In Re Bernstein Family Limited Partnership v. Sovereign Partners LP involved an action under New York statute (CPLR 7510) to confirm an arbitral award. The parties argued over whether the losing side had complied with the arbitral award.

If the award was fully complied with, there would be no "case or controversy" and hence no reason to have the matter before a court in the first place. But the Appellate Division in a unanimous decision held that it did not matter whether there was any dispute among the parties:

[I]t is irrelevant in a proceeding to confirm an award whether there is a dispute about whether the award has been fully satisfied. If there is no such dispute, the court simply confirms the award. If there is such a dispute, the court ignores it and simply confirms the award. In either case, assuming of course that the respondent is not seeking to vacate or modify the award, the court is not exercising the quintessentially judicial power to resolve disputes. Rather, it is excercising a ministerial function at the behest of the Legislature.

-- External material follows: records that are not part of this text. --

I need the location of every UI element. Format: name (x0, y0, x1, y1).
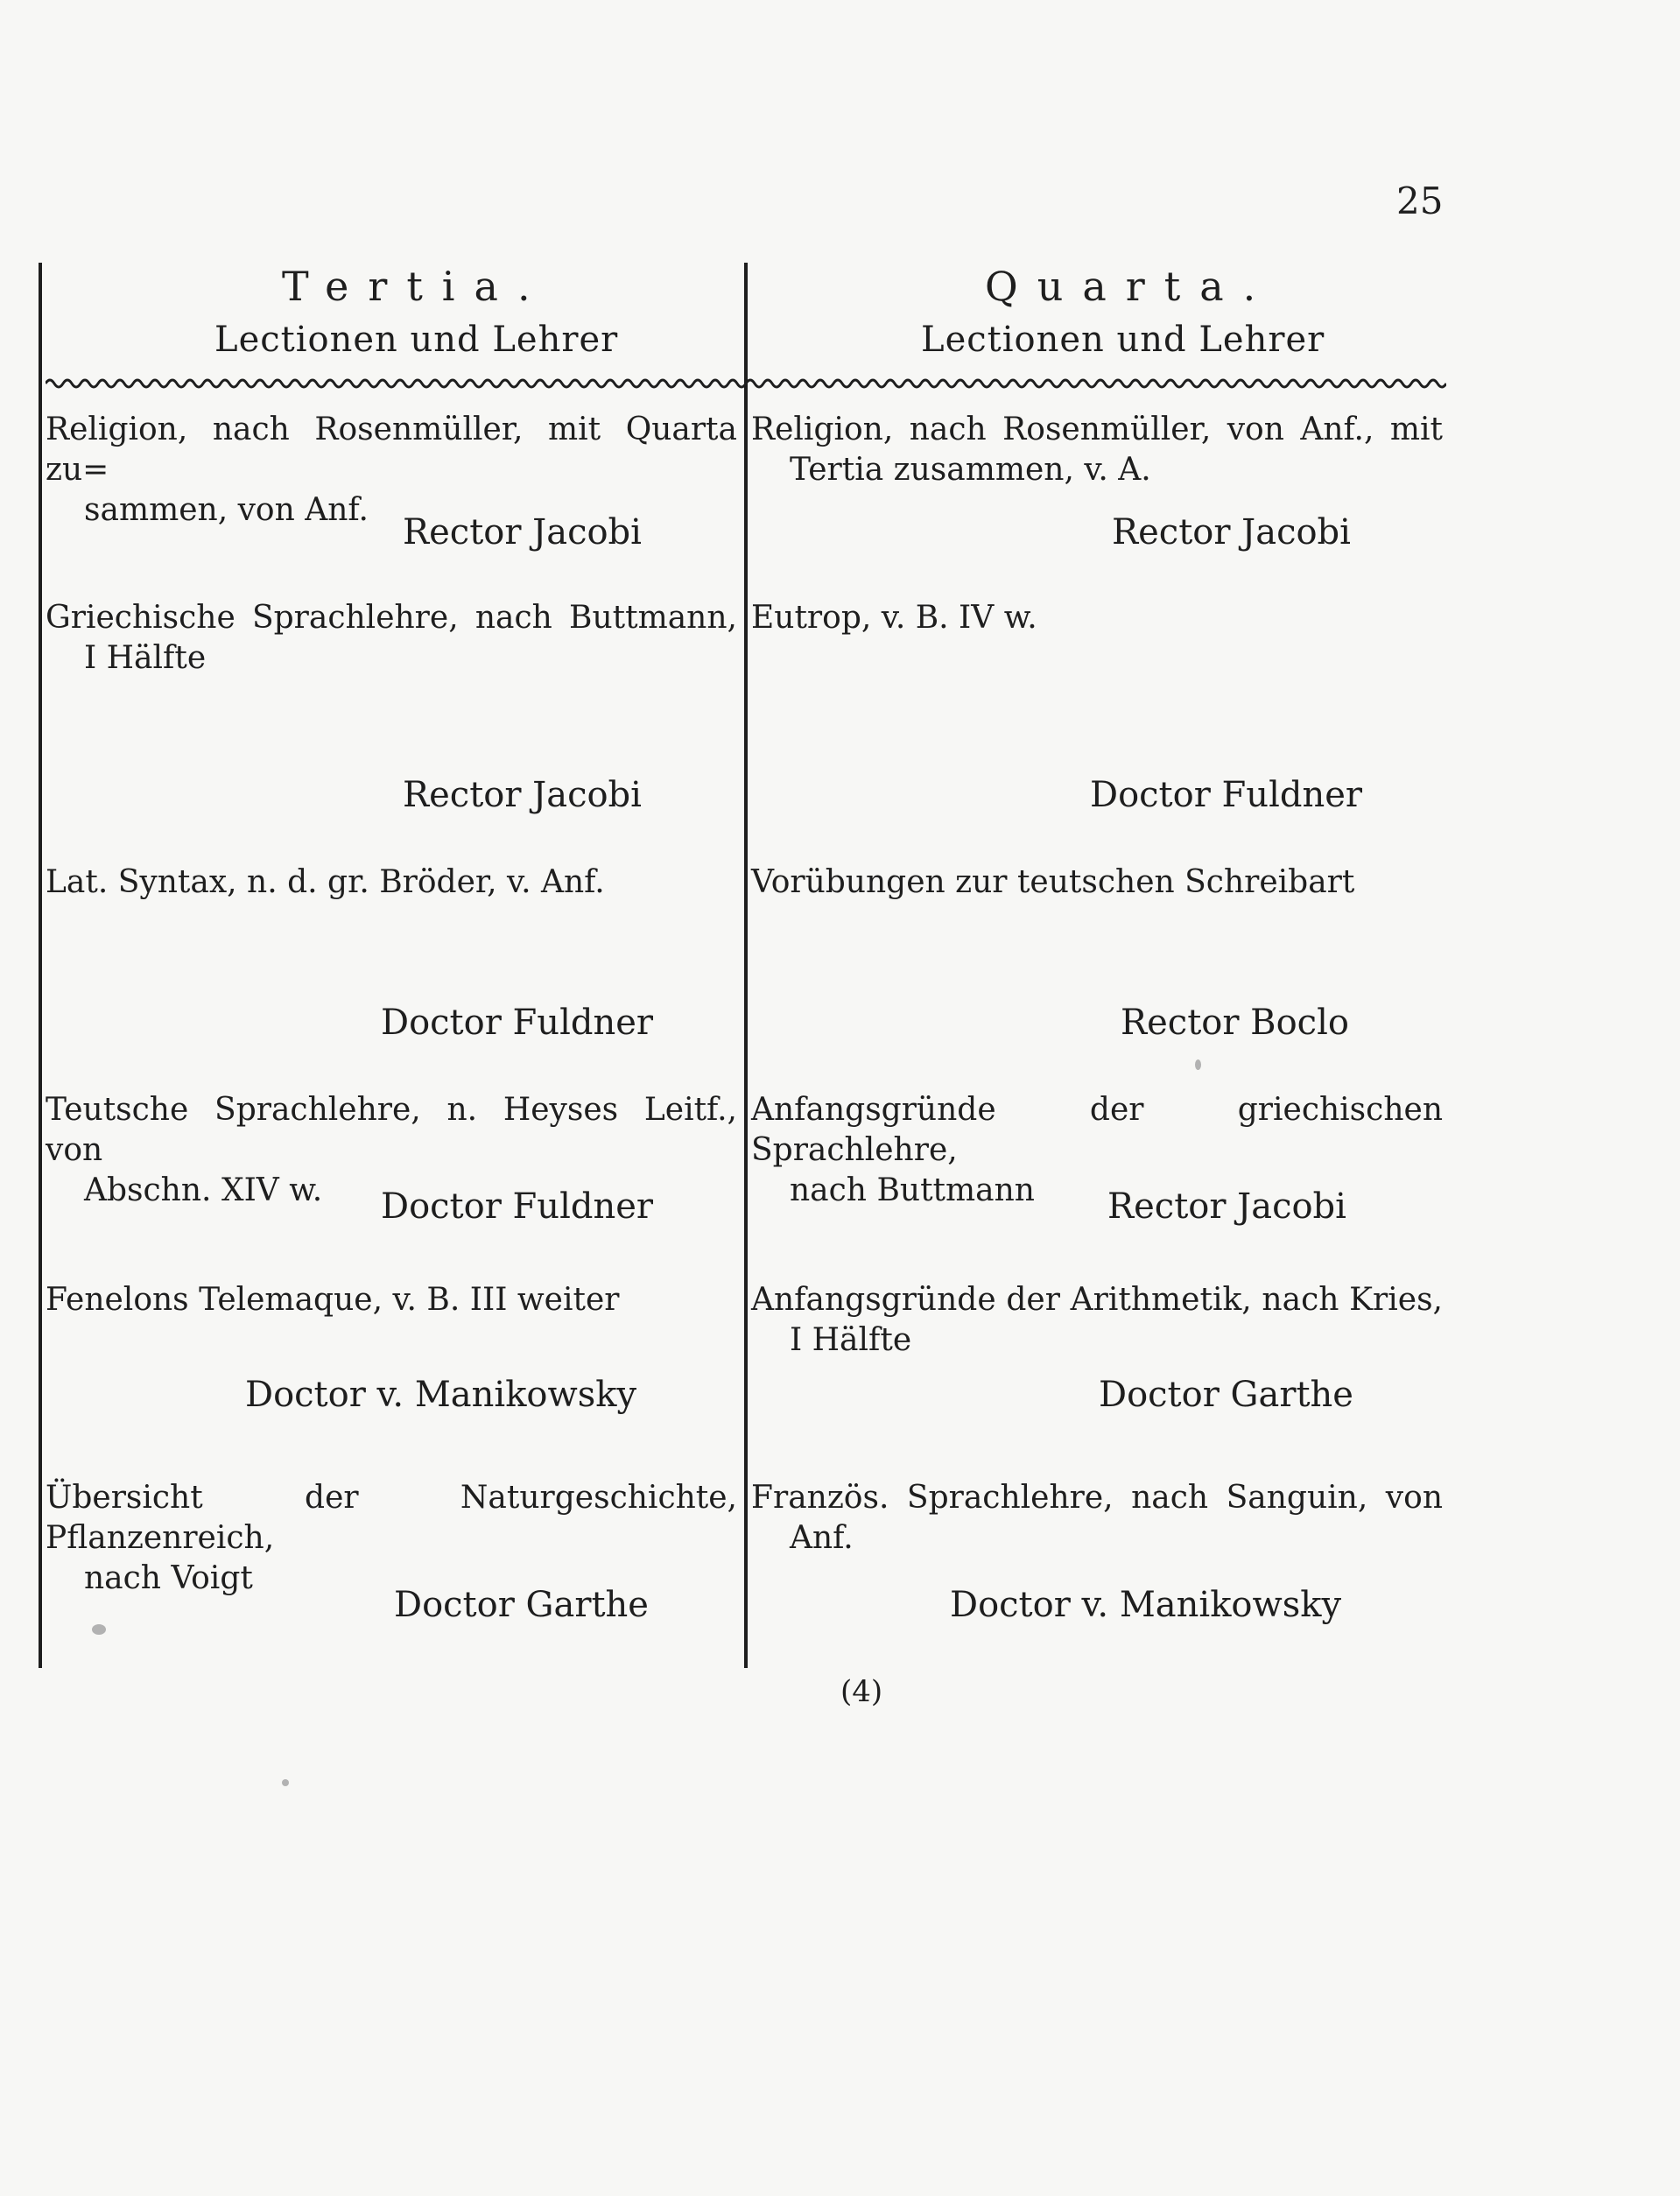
tertia-entry-greek-grammar (46, 598, 737, 679)
entry-text: Vorübungen zur teutschen Schreibart (751, 864, 1355, 900)
quarta-entry-eutrop (751, 598, 1443, 638)
ink-speck (282, 1779, 289, 1786)
quarta-entry-writing-exercises (751, 862, 1443, 903)
signature-mark: (4) (840, 1674, 883, 1709)
ink-speck (92, 1624, 106, 1635)
tertia-entry-natural-history (46, 1478, 737, 1599)
tertia-subtitle: Lectionen und Lehrer (214, 320, 619, 360)
tertia-entry-latin-syntax (46, 862, 737, 903)
quarta-teacher-french-grammar: Doctor v. Manikowsky (950, 1585, 1342, 1625)
entry-text: Anfangsgründe der Arithmetik, nach Kries, (751, 1282, 1443, 1318)
tertia-title: Tertia. (282, 263, 550, 310)
tertia-teacher-religion: Rector Jacobi (403, 512, 642, 553)
entry-text-continued: nach Buttmann (790, 1172, 1035, 1208)
wavy-separator-rule (46, 375, 1446, 392)
entry-text: Fenelons Telemaque, v. B. III weiter (46, 1282, 620, 1318)
entry-text: Anfangsgründe der griechischen Sprachlehre, (751, 1092, 1443, 1168)
entry-text: Teutsche Sprachlehre, n. Heyses Leitf., von (46, 1092, 737, 1168)
tertia-teacher-latin-syntax: Doctor Fuldner (381, 1003, 654, 1043)
entry-text-continued: I Hälfte (84, 640, 207, 676)
quarta-teacher-writing-exercises: Rector Boclo (1121, 1003, 1349, 1043)
entry-text: Übersicht der Naturgeschichte, Pflanzenreich, (46, 1480, 737, 1556)
tertia-teacher-german-grammar: Doctor Fuldner (381, 1186, 654, 1227)
left-border-rule (39, 263, 42, 1668)
quarta-entry-french-grammar (751, 1478, 1443, 1559)
entry-text-continued: Abschn. XIV w. (84, 1172, 323, 1208)
entry-text: Griechische Sprachlehre, nach Buttmann, (46, 600, 737, 636)
quarta-entry-religion (751, 410, 1443, 490)
tertia-teacher-greek-grammar: Rector Jacobi (403, 775, 642, 815)
quarta-entry-arithmetic (751, 1280, 1443, 1361)
tertia-teacher-telemaque: Doctor v. Manikowsky (245, 1375, 637, 1415)
entry-text-continued: Anf. (790, 1520, 854, 1556)
entry-text: Religion, nach Rosenmüller, von Anf., mit (751, 412, 1443, 447)
quarta-teacher-greek-basics: Rector Jacobi (1107, 1186, 1346, 1227)
page-number: 25 (1396, 179, 1444, 222)
quarta-teacher-religion: Rector Jacobi (1112, 512, 1351, 553)
entry-text-continued: I Hälfte (790, 1322, 912, 1358)
quarta-teacher-eutrop: Doctor Fuldner (1090, 775, 1363, 815)
entry-text: Eutrop, v. B. IV w. (751, 600, 1037, 636)
ink-speck (1195, 1059, 1201, 1070)
quarta-teacher-arithmetic: Doctor Garthe (1099, 1375, 1353, 1415)
entry-text: Französ. Sprachlehre, nach Sanguin, von (751, 1480, 1443, 1516)
entry-text-continued: nach Voigt (84, 1560, 253, 1596)
entry-text: Lat. Syntax, n. d. gr. Bröder, v. Anf. (46, 864, 605, 900)
tertia-entry-telemaque (46, 1280, 737, 1320)
quarta-subtitle: Lectionen und Lehrer (921, 320, 1325, 360)
entry-text-continued: sammen, von Anf. (84, 492, 369, 528)
wavy-line-path (46, 380, 1446, 387)
tertia-teacher-natural-history: Doctor Garthe (394, 1585, 649, 1625)
quarta-title: Quarta. (985, 263, 1276, 310)
entry-text: Religion, nach Rosenmüller, mit Quarta zu= (46, 412, 737, 488)
entry-text-continued: Tertia zusammen, v. A. (790, 452, 1151, 488)
column-divider-rule (744, 263, 748, 1668)
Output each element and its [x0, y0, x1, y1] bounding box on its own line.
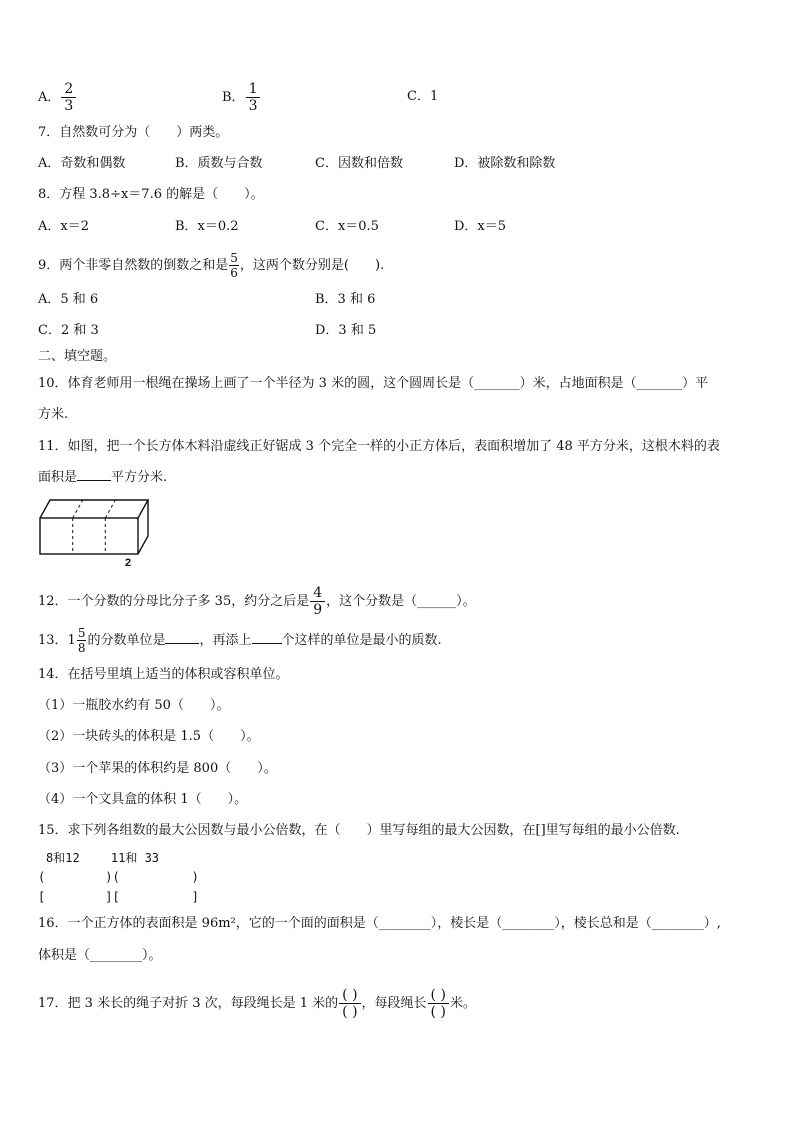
- q9-option-c: C．2 和 3: [38, 323, 99, 338]
- cuboid-figure: [36, 496, 156, 568]
- q13-blank-1: [165, 632, 199, 644]
- q9-option-d: D．3 和 5: [315, 323, 377, 338]
- q13-line: [38, 627, 442, 654]
- q13-text-2: ，再添上: [199, 633, 252, 648]
- q10-line1: 10．体育老师用一根绳在操场上画了一个半径为 3 米的圆，这个圆周长是（_______）米，占地面积是（_______）平: [38, 376, 709, 391]
- q11-line1: 11．如图，把一个长方体木料沿虚线正好锯成 3 个完全一样的小正方体后，表面积增加了 48 平方分米，这根木料的表: [38, 439, 720, 454]
- fraction-denominator: 3: [248, 98, 258, 114]
- q6-option-b: [222, 82, 261, 113]
- q7-option-a: A．奇数和偶数: [38, 156, 126, 171]
- fraction-denominator: 9: [313, 602, 323, 618]
- q17-text: 17．把 3 米长的绳子对折 3 次，每段绳长是 1 米的: [38, 996, 339, 1011]
- cuboid-front-face: [40, 518, 138, 554]
- fraction-numerator: 4: [310, 586, 325, 602]
- q17-fraction-1: [339, 988, 360, 1019]
- q16-line1: 16．一个正方体的表面积是 96m²，它的一个面的面积是（________），棱长是（________），棱长总和是（________）,: [38, 916, 721, 931]
- q12-tail: ，这个分数是（______）。: [326, 594, 476, 609]
- q16-line2: 体积是（________）。: [38, 948, 162, 963]
- q13-fraction: [77, 627, 87, 654]
- cut-line-1-top: [73, 500, 83, 518]
- section-heading-fill-in: 二、填空题。: [38, 349, 117, 364]
- q8-stem: 8．方程 3.8÷x＝7.6 的解是（ ）。: [38, 187, 264, 202]
- fraction-numerator: 5: [77, 626, 86, 640]
- q10-line2: 方米.: [38, 407, 69, 422]
- q13-mixed-whole: 1: [67, 633, 76, 648]
- q11-answer-blank: [77, 469, 111, 481]
- q11-line2-tail: 平方分米.: [111, 470, 168, 485]
- q17-tail: 米。: [449, 996, 476, 1011]
- q7-option-b: B．质数与合数: [175, 156, 263, 171]
- fraction-denominator: 6: [230, 266, 238, 280]
- q14-stem: 14．在括号里填上适当的体积或容积单位。: [38, 667, 289, 682]
- cuboid-dimension-label: 2: [125, 557, 132, 568]
- q11-line2-text: 面积是: [38, 470, 78, 485]
- q6-option-a-label: A．: [38, 90, 61, 105]
- q17-line: [38, 988, 476, 1019]
- q14-item-3: （3）一个苹果的体积约是 800（ ）。: [38, 761, 277, 776]
- fraction-denominator: ( ): [430, 1004, 446, 1020]
- q8-option-b: B．x＝0.2: [175, 219, 239, 234]
- q6-option-a: [38, 82, 77, 113]
- fraction-denominator: 3: [64, 98, 74, 114]
- q12-text: 12．一个分数的分母比分子多 35，约分之后是: [38, 594, 310, 609]
- q6-option-a-fraction: [61, 82, 76, 113]
- q17-fraction-2: [428, 988, 449, 1019]
- q14-item-2: （2）一块砖头的体积是 1.5（ ）。: [38, 729, 260, 744]
- fraction-numerator: 5: [230, 251, 238, 265]
- q8-option-c: C．x＝0.5: [315, 219, 379, 234]
- q8-option-d: D．x＝5: [454, 219, 507, 234]
- q17-text-2: ，每段绳长: [361, 996, 427, 1011]
- fraction-numerator: 2: [61, 82, 76, 98]
- q7-stem: 7．自然数可分为（ ）两类。: [38, 125, 229, 140]
- q15-stem: 15．求下列各组数的最大公因数与最小公倍数，在（ ）里写每组的最大公因数，在[]里写每组的最小公倍数.: [38, 823, 680, 838]
- fraction-numerator: 1: [246, 82, 261, 98]
- q6-option-c: C．1: [407, 89, 439, 104]
- q9-stem-tail: ，这两个数分别是( ).: [239, 258, 385, 273]
- fraction-numerator: ( ): [428, 988, 449, 1004]
- fraction-numerator: ( ): [339, 988, 360, 1004]
- q15-lcm-brackets: [ ][ ]: [38, 890, 199, 904]
- q12-line: [38, 586, 476, 617]
- q11-line2: [38, 469, 167, 487]
- q9-stem-text: 9．两个非零自然数的倒数之和是: [38, 258, 229, 273]
- q13-tail: 个这样的单位是最小的质数.: [281, 633, 442, 648]
- q14-item-1: （1）一瓶胶水约有 50（ ）。: [38, 698, 230, 713]
- fraction-denominator: ( ): [342, 1004, 358, 1020]
- q15-number-pairs: 8和12 11和 33: [46, 851, 160, 865]
- q6-option-b-fraction: [246, 82, 261, 113]
- q9-stem: [38, 252, 384, 279]
- q8-option-a: A．x＝2: [38, 219, 89, 234]
- q9-option-a: A．5 和 6: [38, 292, 99, 307]
- q7-option-c: C．因数和倍数: [315, 156, 403, 171]
- cut-line-2-top: [105, 500, 115, 518]
- q9-option-b: B．3 和 6: [315, 292, 376, 307]
- cuboid-top-face: [40, 500, 148, 518]
- q12-fraction: [310, 586, 325, 617]
- q6-option-b-label: B．: [222, 90, 245, 105]
- q13-blank-2: [252, 632, 282, 644]
- q15-gcd-parens: ( )( ): [38, 870, 199, 884]
- q14-item-4: （4）一个文具盒的体积 1（ ）。: [38, 792, 248, 807]
- q13-text-1: 的分数单位是: [87, 633, 166, 648]
- fraction-denominator: 8: [77, 641, 86, 655]
- q13-number: 13．: [38, 633, 68, 648]
- q7-option-d: D．被除数和除数: [454, 156, 556, 171]
- q9-fraction: [229, 252, 239, 279]
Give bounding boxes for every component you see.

The ruling illustrates the deference with which the courts treat arbitral awards--this is the single instance in which a Judge will make a ruling even where there is no case or controversy, and do so without any investigation into any arbitral disregard of procedural or substantive law (in NY, an arbitrator does not have to comply with procedural or substantive law, and even "manifest disregard" is not grounds for vacatur).

It also negates one of the benefits of arbitration, in that even compliance with an arbitratal award will not prevent the matter from becoming public record. Moreover, for those not familiar with the legal standards (or more accurately, the lack thereof) in an arbitration the "ministerial" confirmation of an award can lead to members of the public believing that a judge has ruled against the losing party.

On the flip side, either party now has an absolute right to purchase an Index Number and place documents in the public record, effectively giving parties an opportunity to air their laundry in public for all the world to see.